Networks Plan Katrina Anniversary Coverage

Who doesn’t remember what they were watching on TV this time two years ago? Anderson Cooper tearfully reporting from a flooded street. Grainy footage of looters swimming away with their goods. Entire families standing on their rooftops awaiting rescue. “They are so poor, and they are so black.” “George Bush doesn’t care about black people.”

All the major TV networks, and many of the cable news channels, will be helping us remember this week, with coverage involving most of the major anchors and many broadcasts originating in New Orleans this week. The Hollywood Reporter has most of the details: ABC kicks off their week-long coverage, titled Katrina: Where Things Stand, tonight. Good Morning America co-anchor Robin Roberts will report from New Orleans; Dan Harris, who anchored the network’s Katrina coverage in 2005, Jim Avila and others will be stationed elsewhere along the Gulf Coast. NBC Nightly News will be airing from New Orleans starting Tuesday, and Today will be there on Wednesday, the anniversary of the hurricane’s landfall in the city. Katie Couric will anchor a four-part series about the storm on CBS Evening News, and co-anchor Harry Smith will present pieces on The Early Show.

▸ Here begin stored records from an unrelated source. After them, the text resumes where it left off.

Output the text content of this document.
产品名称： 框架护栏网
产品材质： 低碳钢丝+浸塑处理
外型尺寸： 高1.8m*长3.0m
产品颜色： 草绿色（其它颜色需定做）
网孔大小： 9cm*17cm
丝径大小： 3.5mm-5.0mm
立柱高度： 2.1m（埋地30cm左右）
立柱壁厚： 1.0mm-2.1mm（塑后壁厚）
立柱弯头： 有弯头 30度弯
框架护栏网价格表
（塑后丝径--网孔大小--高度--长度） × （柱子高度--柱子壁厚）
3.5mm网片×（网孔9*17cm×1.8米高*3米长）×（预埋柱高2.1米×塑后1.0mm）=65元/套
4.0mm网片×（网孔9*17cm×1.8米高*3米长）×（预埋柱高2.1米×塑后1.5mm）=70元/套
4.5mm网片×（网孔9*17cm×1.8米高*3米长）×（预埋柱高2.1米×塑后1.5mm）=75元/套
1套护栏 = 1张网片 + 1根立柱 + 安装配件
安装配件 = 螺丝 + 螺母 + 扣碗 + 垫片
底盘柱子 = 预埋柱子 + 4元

CNN, just as it was with Cooper’s coverage back in 2005, might be the most worth watching. Spike Lee, who directed the Emmy award-winning documentary about Katrina, When the Levees Broke, teamed up with CNN’s Soledad O’Brien to produce Children of the Storm, a documentary filmed almost entirely by 11 New Orleans adolescents whose lives were uprooted by the hurricane. CNN has an interactive feature on their website featuring each of the teens; the site describes the documentary’s aim to give the students the tools, the encouragement, and the venue to share their voices and visions with the world. Just reading their short blurbs is inspiring: Joshua Kagler, a high school senior, says “When I look around the city, I see hope. I see change. I mean, it takes a while, but I see it. Eventually I see peace. I see joy. I see happiness. I see tranquility.

Call me cynical, but I don’t really want well-fed TV anchors telling me how much I need to honor and remember the victims of Hurricane Katrina. I didn’t watch most network coverage of the storm as it was happening, but what stuck with me was the unscripted moments, when the actual residents of New Orleans got to speak, or many of Anderson Cooper’s career-making moments of honesty. There’s plenty still to digest and figure out about Katrina, two years later, but I think I’m still not ready for Meredith Vieira and Matt Lauer to do it for me.